Il rêvait d’une entrée dans les points pour le premier Grand Prix de Formule 1 de sa carrière. Au lieu de cela, Isack Hadjar a vécu un cauchemar en crashant sa Racing Bulls dès le tour de formation, en Australie. Le Français, « gêné » par cet incident rarissime à ce niveau, a tout de même été réconforté par Anthony Hamilton. Mais beaucoup moins par Helmut Marko…
Avant même ce Grand Prix d’Australie, on se souvenait du pire jour de la carrière d’Isack Hadjar. C’était le 8 décembre dernier, lorsque le Français avait calé sur la grille de départ de la dernière course de la saison de F2, durant laquelle il avait bataillé ferme pour y disputer le titre. On peut désormais affirmer, sans trop se tromper, que ce triste incident a été remplacé par un autre, ce dimanche, à Melbourne.

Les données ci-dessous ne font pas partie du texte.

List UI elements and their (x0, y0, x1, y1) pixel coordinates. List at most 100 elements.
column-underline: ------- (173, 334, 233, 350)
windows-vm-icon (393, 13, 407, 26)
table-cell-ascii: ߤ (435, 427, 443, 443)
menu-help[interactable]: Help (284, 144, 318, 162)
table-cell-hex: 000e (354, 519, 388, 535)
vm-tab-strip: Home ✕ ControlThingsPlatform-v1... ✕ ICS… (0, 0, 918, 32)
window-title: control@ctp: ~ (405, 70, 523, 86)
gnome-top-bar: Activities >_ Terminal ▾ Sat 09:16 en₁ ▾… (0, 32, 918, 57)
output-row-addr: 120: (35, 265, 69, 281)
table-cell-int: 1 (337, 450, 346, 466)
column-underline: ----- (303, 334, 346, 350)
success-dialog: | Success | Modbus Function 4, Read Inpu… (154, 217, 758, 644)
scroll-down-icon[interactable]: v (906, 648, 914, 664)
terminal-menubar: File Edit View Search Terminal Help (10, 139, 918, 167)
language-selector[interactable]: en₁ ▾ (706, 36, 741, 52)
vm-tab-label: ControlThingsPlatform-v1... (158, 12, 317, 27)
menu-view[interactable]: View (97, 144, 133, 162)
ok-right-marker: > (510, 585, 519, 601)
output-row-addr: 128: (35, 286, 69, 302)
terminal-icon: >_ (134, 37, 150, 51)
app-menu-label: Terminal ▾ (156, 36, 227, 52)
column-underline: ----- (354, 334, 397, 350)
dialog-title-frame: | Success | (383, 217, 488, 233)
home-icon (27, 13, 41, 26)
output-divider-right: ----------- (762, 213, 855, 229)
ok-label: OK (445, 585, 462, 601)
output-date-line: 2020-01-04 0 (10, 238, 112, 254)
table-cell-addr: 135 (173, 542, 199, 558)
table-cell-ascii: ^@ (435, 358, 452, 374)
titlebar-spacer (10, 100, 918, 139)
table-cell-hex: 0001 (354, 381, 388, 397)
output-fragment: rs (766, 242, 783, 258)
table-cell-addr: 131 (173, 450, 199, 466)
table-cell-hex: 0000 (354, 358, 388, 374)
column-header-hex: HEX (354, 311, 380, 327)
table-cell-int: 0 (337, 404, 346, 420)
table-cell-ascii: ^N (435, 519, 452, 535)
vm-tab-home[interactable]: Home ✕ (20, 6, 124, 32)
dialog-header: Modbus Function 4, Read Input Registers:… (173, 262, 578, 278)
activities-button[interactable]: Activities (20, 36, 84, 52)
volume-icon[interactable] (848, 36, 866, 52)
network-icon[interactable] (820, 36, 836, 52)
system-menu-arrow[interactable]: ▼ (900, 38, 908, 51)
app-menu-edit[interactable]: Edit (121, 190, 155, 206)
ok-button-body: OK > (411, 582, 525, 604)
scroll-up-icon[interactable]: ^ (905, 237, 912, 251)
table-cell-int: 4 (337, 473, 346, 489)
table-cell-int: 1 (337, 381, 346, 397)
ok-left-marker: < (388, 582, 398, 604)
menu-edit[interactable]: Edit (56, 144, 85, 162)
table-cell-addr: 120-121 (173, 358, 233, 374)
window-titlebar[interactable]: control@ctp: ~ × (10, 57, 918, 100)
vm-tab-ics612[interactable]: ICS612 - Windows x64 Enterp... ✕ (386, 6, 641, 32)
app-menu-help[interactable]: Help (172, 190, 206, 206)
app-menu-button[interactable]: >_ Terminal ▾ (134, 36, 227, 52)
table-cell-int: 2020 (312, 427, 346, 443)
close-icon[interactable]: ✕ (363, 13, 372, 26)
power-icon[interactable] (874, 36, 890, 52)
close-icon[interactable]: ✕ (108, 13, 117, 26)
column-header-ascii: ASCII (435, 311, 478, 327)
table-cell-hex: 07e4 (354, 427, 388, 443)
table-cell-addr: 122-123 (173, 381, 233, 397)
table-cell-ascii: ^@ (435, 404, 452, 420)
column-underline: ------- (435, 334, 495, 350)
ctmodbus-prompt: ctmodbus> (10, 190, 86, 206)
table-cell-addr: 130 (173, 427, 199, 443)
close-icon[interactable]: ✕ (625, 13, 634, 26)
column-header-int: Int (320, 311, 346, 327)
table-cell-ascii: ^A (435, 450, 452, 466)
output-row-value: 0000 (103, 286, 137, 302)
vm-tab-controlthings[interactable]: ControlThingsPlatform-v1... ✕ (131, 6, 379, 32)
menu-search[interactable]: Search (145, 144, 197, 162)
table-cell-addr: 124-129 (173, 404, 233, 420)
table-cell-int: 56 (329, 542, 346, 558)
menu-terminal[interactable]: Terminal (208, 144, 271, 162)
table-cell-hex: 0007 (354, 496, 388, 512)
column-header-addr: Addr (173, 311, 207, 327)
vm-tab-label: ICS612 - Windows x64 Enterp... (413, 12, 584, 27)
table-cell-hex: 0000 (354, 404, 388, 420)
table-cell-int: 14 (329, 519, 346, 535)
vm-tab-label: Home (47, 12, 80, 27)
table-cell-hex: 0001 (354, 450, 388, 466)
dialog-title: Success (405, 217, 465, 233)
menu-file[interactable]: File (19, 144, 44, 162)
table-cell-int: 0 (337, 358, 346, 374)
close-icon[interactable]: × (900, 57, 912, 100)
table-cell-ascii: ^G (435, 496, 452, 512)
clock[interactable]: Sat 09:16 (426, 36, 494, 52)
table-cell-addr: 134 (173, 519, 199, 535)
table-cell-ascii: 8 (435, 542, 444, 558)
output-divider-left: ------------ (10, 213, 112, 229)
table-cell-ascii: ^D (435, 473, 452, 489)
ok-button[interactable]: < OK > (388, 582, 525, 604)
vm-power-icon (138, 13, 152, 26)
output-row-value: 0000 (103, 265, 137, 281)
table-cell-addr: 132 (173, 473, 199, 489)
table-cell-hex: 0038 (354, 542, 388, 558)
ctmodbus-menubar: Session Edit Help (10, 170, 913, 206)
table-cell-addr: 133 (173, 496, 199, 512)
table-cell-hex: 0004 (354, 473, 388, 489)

On savait que les conditions météorologiques constitueraient un immense traquenard pour les débutants et ce n’est sans doute pas un hasard si quatre des six «rookies» n’ont pas été en mesure de boucler la première course de l’année. On n’imaginait pas, en revanche, que l’un d’eux puisse se faire piéger dès les premiers virages du tour de formation.
Hadjar, jeune homme à la personnalité rafraîchissante, au talent certain et aux premières séances encourageantes, a vécu la terrible difficulté de vivre son premier Grand Prix de Formule 1 sans parvenir à en prendre le départ. Son baptême s’est arrêté dès le deuxième virage du tour de formation, alors que la piste était encore détrempée par les violentes averses qui s’étaient abattues sur l’Albert Park.
«J’ai perdu l’arrière, ces voitures partent si vite dans ces conditions, a-t-il expliqué dans l’exercice difficile des obligations médiatiques, après coup. J’ai essayé de retrouver l’adhérence mais je n’ai pas réussi.» L’arrière de sa Racing Bulls a heurté le mur et contraint le Parisien à abandonner.
«Gêné», comme il l’a répété aux médias, le pilote de l’académie Red Bull a ensuite vécu cet interminable moment de solitude au bord des larmes, casqué, et dont la détresse a été diffusée en mondovision. Sur le chemin du retour à son box, il a au moins croisé la présence réconfortante d’Anthony Hamilton, père de son idole Lewis.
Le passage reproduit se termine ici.